Medical school professor Martin Kriegel, who was not involved with the study, believes the findings of the study are significant, but said the impact in the clinical setting is still far from clear.
“I think it is a step forward, but there is still a lot of work to be done,” Kriegel said.
He emphasized that MIF is a very potent gene that has many effects, and specifically targeting ICBP90 may not have as broad an effect on the body as scientists hope.
Sauler noted that understanding the connection between MIF and ICBP90 can help establish new research on diseases related to the gene’s expression. Both the transcription factor and the gene can be analyzed “side by side,” providing a fuller picture. He also emphasized the benefits of personalized medicine, which the successful clinical implementation of this study can help to improve.

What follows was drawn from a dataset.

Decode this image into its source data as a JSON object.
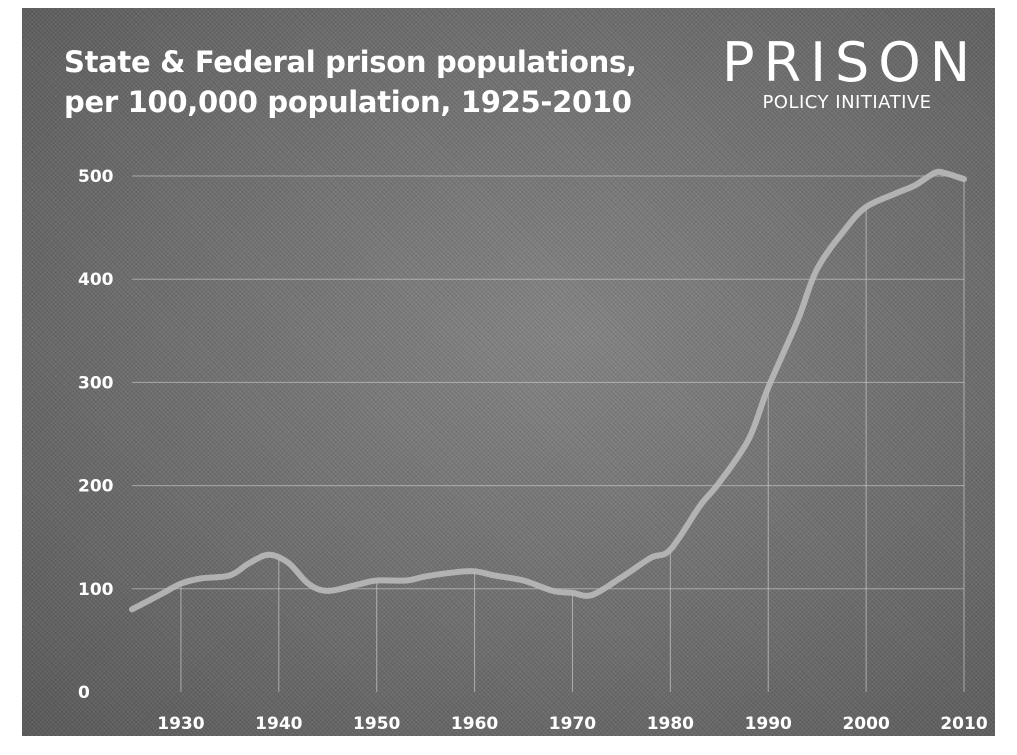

Personalized medicine is important in creating individually based therapies, rather than just optimizing on the general benefit of an entire population.
“I think this is how disease needs to be treated,” Sauler said. “If we think everyone is the same, then we’re going to be stuck with the same therapies and the same treatment. Only by understanding the parts of us that make us unique and individuals are we going to tailor the right therapies for the right person for the right disease.”
According to the American College of Rheumatology, rheumatoid arthritis affects more than 1.3 million United States adults.